As early as 1986, Skinner et al. [1] of Allied Signal Company in the United States developed heat-resistant Al–Fe–V–Si aluminum alloys by using plate flow casting (PFC) technology. It was used for temperatures up to 400 °C, and was considered an alternative to titanium alloys for high temperature applications. The Al-8.5Fe-1.3 V-1.7Si (type 8009) alloy was also considered a promising candidate for high temperature applications. At present, Al–Si alloy is widely used in electronic packaging, aerospace, and other fields, as per Li et al. [2] and Jia et al. [3]. In particular, alloys reinforced with dispersion precipitation, grain reinforced alloys, or whisker reinforced alloys were found to be more attractive [4,5,6,7].

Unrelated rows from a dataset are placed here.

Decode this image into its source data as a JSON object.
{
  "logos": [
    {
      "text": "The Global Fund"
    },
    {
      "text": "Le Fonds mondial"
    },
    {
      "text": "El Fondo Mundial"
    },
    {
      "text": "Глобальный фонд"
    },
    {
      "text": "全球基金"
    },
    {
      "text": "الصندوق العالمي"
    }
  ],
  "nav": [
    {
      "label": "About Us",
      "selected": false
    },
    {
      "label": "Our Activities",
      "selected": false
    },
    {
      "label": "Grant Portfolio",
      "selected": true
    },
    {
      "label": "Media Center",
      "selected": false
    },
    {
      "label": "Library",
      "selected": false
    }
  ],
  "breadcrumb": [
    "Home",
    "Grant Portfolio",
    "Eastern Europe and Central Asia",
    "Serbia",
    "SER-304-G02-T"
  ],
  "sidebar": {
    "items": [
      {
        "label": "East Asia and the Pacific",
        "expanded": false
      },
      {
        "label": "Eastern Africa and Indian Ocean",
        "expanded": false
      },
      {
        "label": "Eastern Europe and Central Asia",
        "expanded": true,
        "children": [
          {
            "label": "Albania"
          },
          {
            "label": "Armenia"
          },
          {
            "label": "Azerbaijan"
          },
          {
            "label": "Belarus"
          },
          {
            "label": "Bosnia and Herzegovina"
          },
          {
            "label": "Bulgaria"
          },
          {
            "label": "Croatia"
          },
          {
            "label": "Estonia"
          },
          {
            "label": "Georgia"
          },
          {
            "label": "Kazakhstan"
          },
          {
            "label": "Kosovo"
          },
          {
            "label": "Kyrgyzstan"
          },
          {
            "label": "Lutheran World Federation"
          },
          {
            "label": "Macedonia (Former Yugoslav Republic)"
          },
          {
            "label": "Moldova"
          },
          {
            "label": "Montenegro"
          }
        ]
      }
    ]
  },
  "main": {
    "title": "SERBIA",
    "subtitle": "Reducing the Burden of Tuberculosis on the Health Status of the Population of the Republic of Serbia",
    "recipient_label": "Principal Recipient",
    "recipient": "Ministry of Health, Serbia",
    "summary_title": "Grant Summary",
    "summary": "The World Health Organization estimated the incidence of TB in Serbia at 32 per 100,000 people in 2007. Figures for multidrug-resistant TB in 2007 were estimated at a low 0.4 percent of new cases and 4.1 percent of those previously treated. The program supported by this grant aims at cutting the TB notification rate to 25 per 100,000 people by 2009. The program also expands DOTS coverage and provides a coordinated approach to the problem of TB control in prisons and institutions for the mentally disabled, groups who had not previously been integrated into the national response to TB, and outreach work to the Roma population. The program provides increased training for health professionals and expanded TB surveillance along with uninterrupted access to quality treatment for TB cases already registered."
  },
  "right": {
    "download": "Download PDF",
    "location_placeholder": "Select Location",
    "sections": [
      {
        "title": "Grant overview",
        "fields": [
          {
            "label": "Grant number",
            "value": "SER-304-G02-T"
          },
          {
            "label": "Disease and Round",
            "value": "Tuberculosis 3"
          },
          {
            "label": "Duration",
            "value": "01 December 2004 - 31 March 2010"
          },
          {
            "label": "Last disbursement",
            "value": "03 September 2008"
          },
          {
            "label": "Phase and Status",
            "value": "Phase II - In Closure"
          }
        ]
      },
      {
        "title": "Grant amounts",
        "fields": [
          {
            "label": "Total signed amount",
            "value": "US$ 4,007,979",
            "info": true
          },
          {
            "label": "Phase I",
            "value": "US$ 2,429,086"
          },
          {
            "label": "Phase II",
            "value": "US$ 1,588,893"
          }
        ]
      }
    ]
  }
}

Multilayer jet deposition technology combined with ceramic particle co-deposition has become a powerful tool for the development of high-performance composite materials. The resulting materials have fine grains and exhibit excellent strength and stiffness, strong wear resistance, high temperature stability, and high density, as per Yan et al. [8], Tian et al. [9] and Zhang et al. [10] prepared an Al–12Si alloy by jet deposition and hot rolling. By changing the content of Mn and Mg in the alloy, the comprehensive properties of the material were improved, while the fine precipitated phase led to a significant increase in tensile strength. During the deposition of aluminum alloy and composite materials by spray, there were some pores and oxide films with different shapes in the powder matrix. For example, Xiang et al. [11] reported three main types of pores with porosities ranging from 1% to 10% for various spray-deposited aluminum alloys. Better-performing materials can also be obtained by changing the spray parameters in the process of material preparation. Chen [12] changed the spraying speed to prepare the surface layer of cast copper, and found that under high current density and scanning speed and low spraying speed, the deposited grains were finer, while the structure was denser. Pores formed in the deposited billet could be divided into three types: interstitial type, one type resulting from atomizing gas, and one type resulting from the solidifying contraction. Nucleation and growth of the pores can be stretched.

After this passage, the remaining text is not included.